Artificial intelligence can create images based on text prompts, but scientists unveiled a gallery of pictures the technology produces by reading brain activity.
According to the Daily Mail, The new AI-powered algorithm reconstructed around 1,000 images, including a teddy bear and an airplane, from these brain scans with 80 percent accuracy.
Researchers from Osaka University used the popular Stable Diffusion model, included in OpenAI’s DALL-E 2, which can create any imagery based on text inputs.
The team showed participants individual sets of images and collected fMRI (functional magnetic resonance imaging) scans, which the AI then decoded.

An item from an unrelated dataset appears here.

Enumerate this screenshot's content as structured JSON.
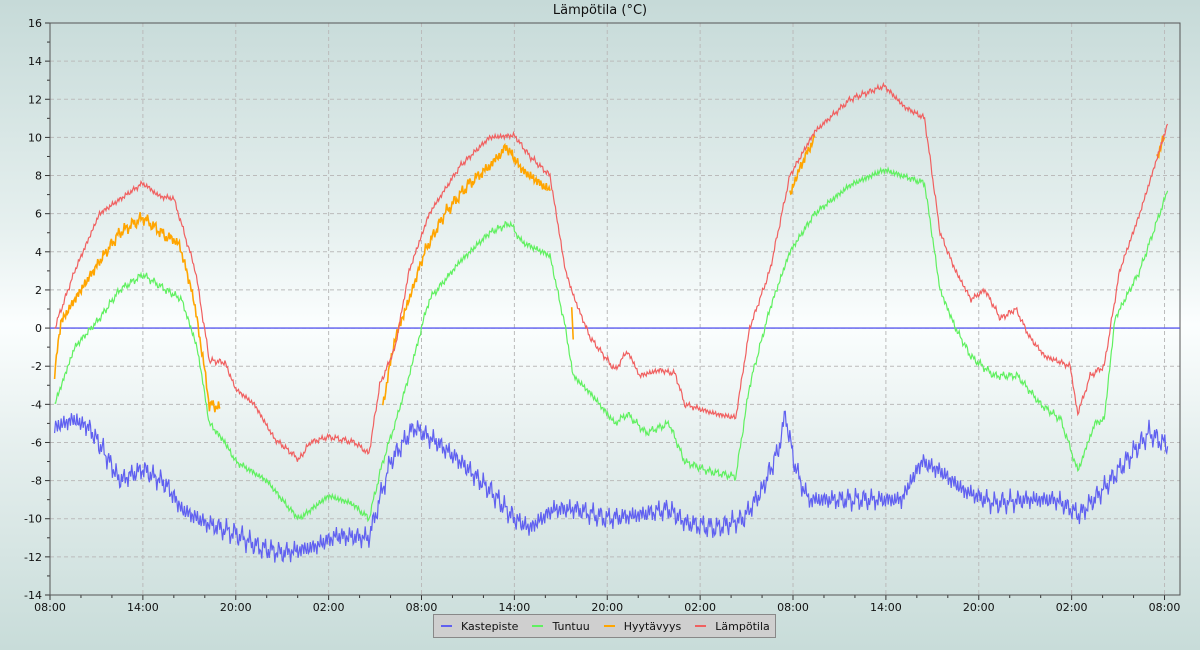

‘We show that our method can reconstruct high-resolution images with high semantic fidelity from human brain activity,’ the team shared in the study published in bioRxiv. ‘Unlike previous studies of image reconstruction, our method does not require training or fine-tuning of complex deep-learning models.’
The algorithm pulls information from parts of the brain involved in image perception, such as the occipital and temporal lobes, according to Yu Takagi, who led the research. The team used fMRI because it picks up blood flow changes in active brain areas, Science.org reports.
FMRI can detect oxygen molecules, so the scanners can see where in the brain our neurons — brain nerve cells — work hardest (and draw most oxygen) while we have thoughts or emotions.
A total of four participants were used in this study, each viewing a set of 10,000 images. The AI starts generating the images as noise similar to television static, which is then replaced with distinguishable features the algorithm sees in the activity by referring to the pictures it was trained on and finding a match.
‘We demonstrate that our simple framework can reconstruct high-resolution (512 x 512) images from brain activity with high semantic fidelity,’ according to the study.
‘We quantitatively interpret each component of an LDM from a neuroscience perspective by mapping specific components to distinct brain regions.
We present an objective interpretation of how the text-to-image conversion process implemented by an LDM [a latent diffusion model] incorporates the semantic information expressed by the conditional text while at the same time maintaining the appearance of the original image.’